By the 1960s Wohl junior was referring to himself as a professor of contra-linguistics and as a ‘philosopher of the ordinary’. He was often heard to mutter, while smiling, that he held a low position in the ‘university of marginalia’ – even claiming that he was ‘a cleaner, with the most efficient broom in academia’. Although he tended to play down or even deny his own status as an artist, he was also, along with Joseph Beuys, a seminal, if little-known, figure in the development of European performance art.
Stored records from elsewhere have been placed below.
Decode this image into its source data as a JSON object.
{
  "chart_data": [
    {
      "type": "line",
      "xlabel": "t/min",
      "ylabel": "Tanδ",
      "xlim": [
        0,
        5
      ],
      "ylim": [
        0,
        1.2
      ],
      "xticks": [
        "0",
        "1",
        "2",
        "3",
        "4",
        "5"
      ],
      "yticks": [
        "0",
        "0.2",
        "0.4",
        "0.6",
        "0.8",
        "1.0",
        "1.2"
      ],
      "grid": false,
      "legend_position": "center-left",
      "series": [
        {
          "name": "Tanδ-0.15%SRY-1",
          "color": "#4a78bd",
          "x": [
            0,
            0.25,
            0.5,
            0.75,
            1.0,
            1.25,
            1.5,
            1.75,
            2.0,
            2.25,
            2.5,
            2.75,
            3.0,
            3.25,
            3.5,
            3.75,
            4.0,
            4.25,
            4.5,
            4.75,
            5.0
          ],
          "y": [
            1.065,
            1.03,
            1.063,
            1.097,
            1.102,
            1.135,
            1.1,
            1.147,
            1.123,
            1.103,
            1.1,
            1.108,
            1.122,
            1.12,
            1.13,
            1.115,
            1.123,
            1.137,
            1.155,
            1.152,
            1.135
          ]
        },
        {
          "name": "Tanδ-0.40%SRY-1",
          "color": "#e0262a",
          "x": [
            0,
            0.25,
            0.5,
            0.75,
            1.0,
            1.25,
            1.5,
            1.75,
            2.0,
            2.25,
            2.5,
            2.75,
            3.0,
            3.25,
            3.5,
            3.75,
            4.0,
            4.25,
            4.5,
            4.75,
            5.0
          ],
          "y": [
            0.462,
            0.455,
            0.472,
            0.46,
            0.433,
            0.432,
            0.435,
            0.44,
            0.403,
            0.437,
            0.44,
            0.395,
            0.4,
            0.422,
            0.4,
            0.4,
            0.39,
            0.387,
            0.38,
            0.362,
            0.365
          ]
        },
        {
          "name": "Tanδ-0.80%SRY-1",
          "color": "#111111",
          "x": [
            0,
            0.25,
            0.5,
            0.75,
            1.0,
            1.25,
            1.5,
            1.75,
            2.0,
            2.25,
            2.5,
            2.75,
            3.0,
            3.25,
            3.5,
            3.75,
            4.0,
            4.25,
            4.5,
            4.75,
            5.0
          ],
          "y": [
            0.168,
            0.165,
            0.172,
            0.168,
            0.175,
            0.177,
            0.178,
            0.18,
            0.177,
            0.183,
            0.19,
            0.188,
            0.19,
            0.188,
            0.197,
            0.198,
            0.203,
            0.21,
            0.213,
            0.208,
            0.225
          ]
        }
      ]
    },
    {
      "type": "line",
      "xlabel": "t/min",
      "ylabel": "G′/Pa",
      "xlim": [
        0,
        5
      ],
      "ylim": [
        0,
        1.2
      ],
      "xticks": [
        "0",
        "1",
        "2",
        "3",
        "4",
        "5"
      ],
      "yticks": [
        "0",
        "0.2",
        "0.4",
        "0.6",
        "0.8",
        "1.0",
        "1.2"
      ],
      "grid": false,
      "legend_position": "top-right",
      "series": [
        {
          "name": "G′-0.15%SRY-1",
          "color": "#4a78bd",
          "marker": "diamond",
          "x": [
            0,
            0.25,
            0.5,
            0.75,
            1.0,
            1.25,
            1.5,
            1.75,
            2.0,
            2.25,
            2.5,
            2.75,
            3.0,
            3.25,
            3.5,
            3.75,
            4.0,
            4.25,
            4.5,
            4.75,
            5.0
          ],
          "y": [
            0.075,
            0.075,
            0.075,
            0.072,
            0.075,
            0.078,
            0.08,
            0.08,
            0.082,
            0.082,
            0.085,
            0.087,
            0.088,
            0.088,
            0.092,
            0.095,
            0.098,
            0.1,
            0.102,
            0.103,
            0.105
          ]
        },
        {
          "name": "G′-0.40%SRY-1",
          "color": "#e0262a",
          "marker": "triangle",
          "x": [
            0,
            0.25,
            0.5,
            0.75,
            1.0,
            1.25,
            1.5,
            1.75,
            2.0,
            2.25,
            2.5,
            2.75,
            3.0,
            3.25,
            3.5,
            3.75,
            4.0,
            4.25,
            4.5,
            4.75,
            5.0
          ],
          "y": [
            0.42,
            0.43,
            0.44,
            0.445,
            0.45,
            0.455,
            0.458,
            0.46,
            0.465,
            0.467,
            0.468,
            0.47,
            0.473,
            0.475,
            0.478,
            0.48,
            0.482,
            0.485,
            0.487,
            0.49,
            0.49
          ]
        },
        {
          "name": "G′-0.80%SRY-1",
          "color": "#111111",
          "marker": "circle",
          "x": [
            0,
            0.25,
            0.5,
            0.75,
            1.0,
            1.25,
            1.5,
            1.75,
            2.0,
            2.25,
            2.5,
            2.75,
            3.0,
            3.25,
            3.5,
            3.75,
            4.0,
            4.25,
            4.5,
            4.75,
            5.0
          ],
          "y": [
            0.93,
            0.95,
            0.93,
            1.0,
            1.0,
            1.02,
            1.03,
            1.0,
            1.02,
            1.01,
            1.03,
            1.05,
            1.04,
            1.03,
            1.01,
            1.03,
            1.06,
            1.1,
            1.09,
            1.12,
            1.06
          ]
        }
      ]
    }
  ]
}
Given the lack of information readily available, even in these days of instant searches of apparently universal databases, a brief note of explanation may be in order. ‘Contra-linguistics’, of which Wohl was a pioneer and sole exponent, deals with what is not definable in language, that is: what is left-over when we take away logic, rationality, empiricism, deduction and determinism, and yet persist in asking questions of the world. According to one of Wohl’s notes contra-linguistics attempts to examine the nature of questions such as: what or who is God? what is it like to be omniscient? how long is forever? where is everywhere? what lies at the meeting of opposites? how do we deal with the demands of divergent and apparently irreconcilable intentions and beliefs?  Contra-linguistics, in short, deals with the capacity of language to ask the unaskable, to be meaningless, yet somehow to be meaningful, to inhabit a contemplative silence while chattering, making images and delivering the occasional poetic epigram.

Wohl states in his ‘The Margins of Silence’, published privately in 1953 in an edition of one, that we ‘shall only continue to develop our languages and our cultures if we maintain a fluid boundary to what we can talk about and no boundary to what we can’t’. In the same work he also states his concern with ‘the study and perpetuation of paradox, ambiguity, imprecision and the ridiculous search for answers to unanswerable questions which constitutes the true essence and meaning of language, and (by implication) the prime function of philosophy’. Although, two paragraphs after this statement, he goes on to say that ‘philosophy has no essence, it is an inexplicable activity which, like long-distance running or the climbing of mountains, has no useful functions other than enjoyment, the non-pursuit of war and the passing of time’.

In ‘The Margins of Silence’ he makes many serious and largely positive references to Wittgenstein despite disagreeing with almost everything Wittgenstein has to say. Not only did Wohl contradict those whom he quoted with affection and approval, he also contradicted himself on many occasions, often articulating (very eloquently) both sides of an argument with equal fervour. He was fond of Emerson’s remark that ‘consistency is the hobgoblin of little minds’, although he thought that Emerson should have practised what he preached with more consistency.

The sole copy of ‘The Margins’ has never been found nor, as far as I know, has it ever been seen by anyone other than Wohl himself and by the printer, whose contract with Wohl included a clause that he was never to discuss the contents of the book with anyone and that he was to destroy the plates from which the copy had been made.

Most of what we know about Wohl and about the contents of his book comes from a type-written manuscript of uncertain date - June 1964 is written at the top of the first page but this is crossed-out in pencil and overwritten with other dates: 1864, 1934 and puzzlingly, 2004. This manuscript seems to be a selection from a multitude of notes found in the margins of books on the shelves of his library. Many of these notes were also used in one form or another in ‘The Margins’.